Traditional Japanese Games
June 30, 2018
What is shogi?
Shogi (将棋) is a Japanese variant of the chess family of games. Commonly it’s referred to in the West as “Japanese chess”. The direct ancestor of shogi is believed to be the Chinese xiang qi that was brought to Japan by ancient Japanese official diplomatic delegations in the 8th century, and the game became localized since then. Old shogi pieces excavated at a detached palace dating from the middle ages shows that the rules became quite similar to the current style by the 14th century. The rules codified in 1636 are the same as those we play nowadays.

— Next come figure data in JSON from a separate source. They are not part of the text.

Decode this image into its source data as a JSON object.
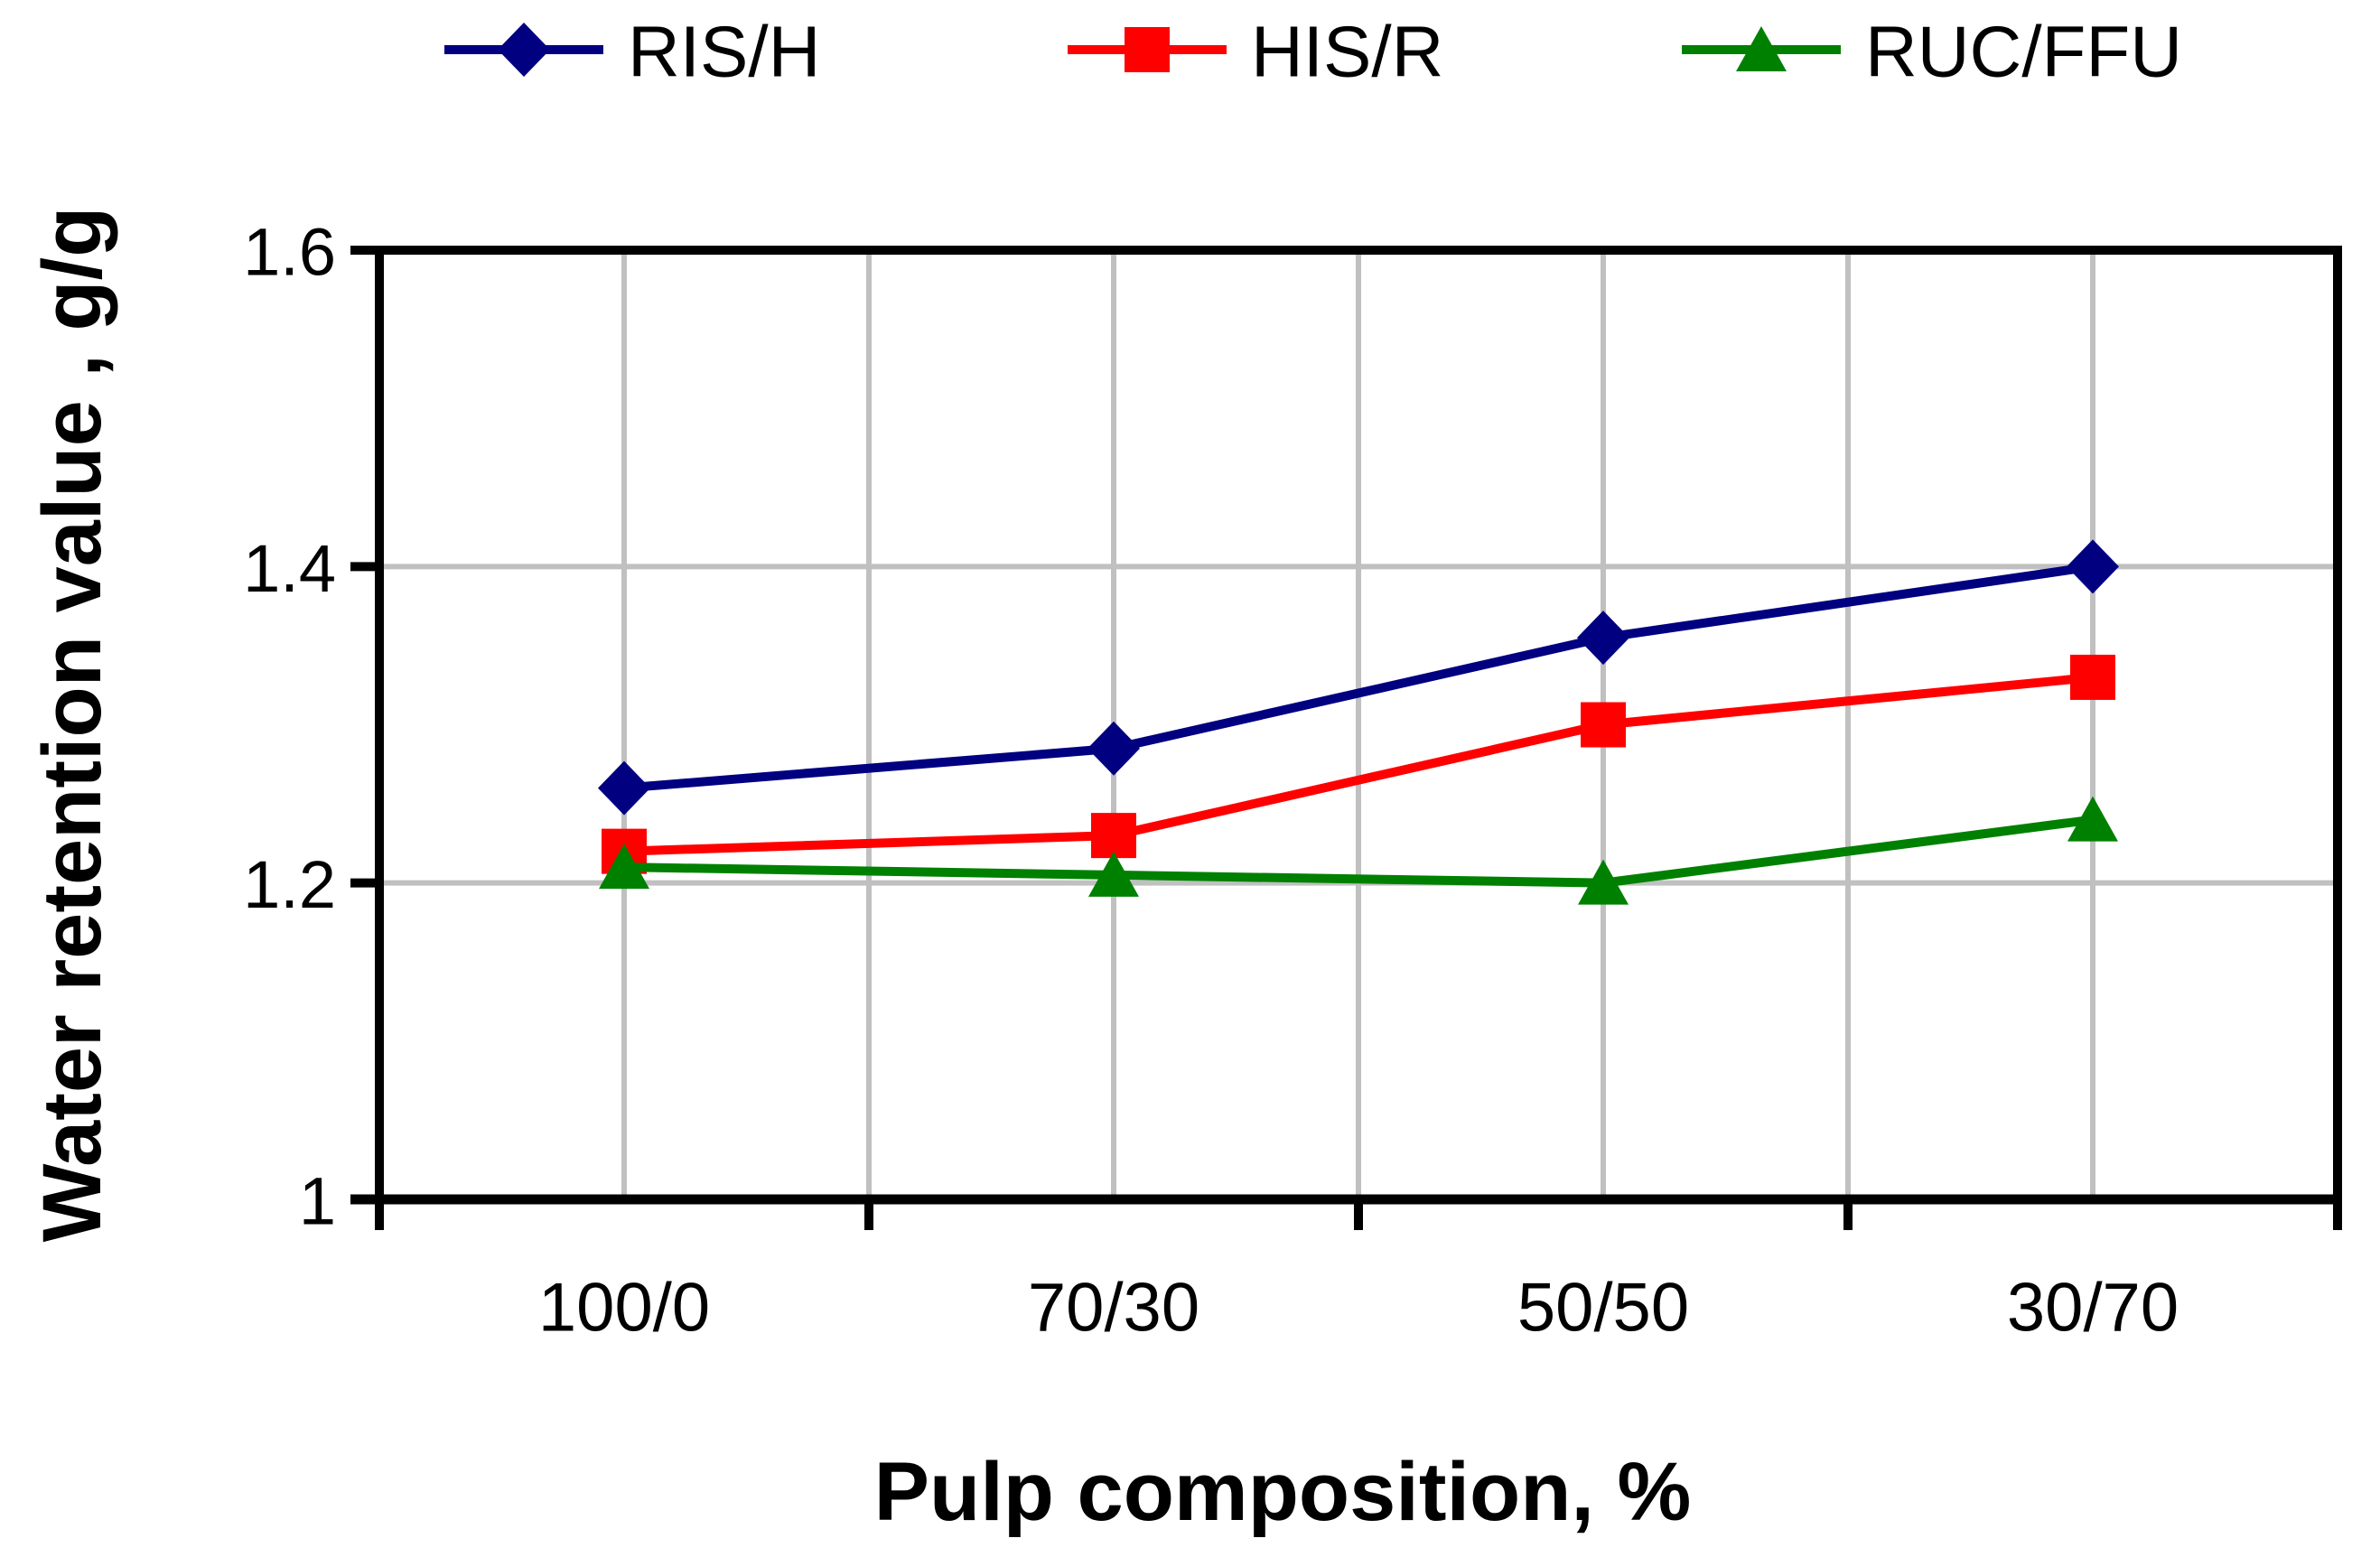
{
  "chart_data": {
    "type": "line",
    "title": "",
    "xlabel": "Pulp composition, %",
    "ylabel": "Water retention value , g/g",
    "categories": [
      "100/0",
      "70/30",
      "50/50",
      "30/70"
    ],
    "series": [
      {
        "name": "RIS/H",
        "color": "#000080",
        "marker": "diamond",
        "values": [
          1.26,
          1.285,
          1.355,
          1.4
        ]
      },
      {
        "name": "HIS/R",
        "color": "#FF0000",
        "marker": "square",
        "values": [
          1.22,
          1.23,
          1.3,
          1.33
        ]
      },
      {
        "name": "RUC/FFU",
        "color": "#008000",
        "marker": "triangle",
        "values": [
          1.21,
          1.205,
          1.2,
          1.24
        ]
      }
    ],
    "ylim": [
      1,
      1.6
    ],
    "yticks": [
      {
        "value": 1,
        "label": "1"
      },
      {
        "value": 1.2,
        "label": "1.2"
      },
      {
        "value": 1.4,
        "label": "1.4"
      },
      {
        "value": 1.6,
        "label": "1.6"
      }
    ],
    "ygrid_values": [
      1.2,
      1.4
    ],
    "grid": true,
    "legend_position": "top",
    "colors": {
      "grid": "#C0C0C0",
      "axis": "#000000",
      "text": "#000000",
      "background": "#FFFFFF"
    }
  }
}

The game involves two players using 20 pieces each to checkmate (ie: trap) the opponent’s king piece on a 9 x 9 squares board. What makes shogi unique amongst its brother chess games is the “drop” or “parachute” rule. This move allows a player to deploy and control pieces that were captured from an opponent in previous turns. The promotion rule in shogi is also more strategic than in regular chess.
About this workshop
Led by Christopher Adams and Shuma Matsumoto, members of the Sydney Shogi Club, this workshop is for children aged 6 and above, as well as adults who have little or no experience in playing shogi. While knowledge of Western chess rules is an advantage, it is not necessary.
In the first hour, you will learn shogi rules and do some tsume-shogi (詰将棋) which are exercises in finding the shortest moves to a checkmate. Playing an actual game with another participant will happen in the second hour. Instructions will be given in English, however, Japanese-language assistance will be also available throughout the sessions.
About Christopher Adams
Christopher Adams is a regular member of the Sydney Shogi Club. Born in Australia Chris learned chess at a young age and experimented with different variants during high school including Thai chess, checkers & igo. Chris learned about shogi later in life at the age of 25 and was enamored with the “Drop Rule”, castles & overall complexity of the game. Soon after, he joined the Sydney Shogi Club with a very basic understanding of the game and an imported beginners set. Almost a year later Chris attained 4-kyu (a player skill grading) and all members were quite invigorated by his improvement. Currently he enjoys playing and teaching to kids in the club in order to expand shogi Australia wide. His favourite shogi piece is 玉 (the king).
About Shuma Matsumoto
Shuma Matsumoto is the organizer of the Sydney Shogi Club. Born and raised in Japan Shuma moved to Australia at the age of 19. Shuma played shogi often as a child with his friends and uncle to great success but struggled to win against his father, that was until highschool where after many years of attempts Shuma was able to win a game against his father. After moving to Australia Shuma soon discovered that here shogi was an extremely niche activity and found very few opportunities to play. For nearly 10 years during which Shuma graduated Uni & began working in the IT industry he slowly began playing shogi again. He started by posting ads online searching for people interested in playing/learning shogi and thus began the Sydney Shogi Club. Now the Sydney Shogi Club has more than 30 members playing in person and via apps. This year the Sydney Shogi Club achieved two milestones in receiving an offer to teach shogi to Japanese Children and in joining the World Shogi League. His favourite shogi piece is 飛車 (the rook).
June 30, 2018 (Saturday)
Morning Session: 10am-12pm
Afternoon Session: 2pm-4pm
Both sessions cover the same content.
The Japan Foundation, Sydney
Level 4, Central Park
Chippendale NSW 2008
Free. Limited capacity; RSVPs essential.
Children aged 12 or younger must be accompanied at all times by an adult guardian.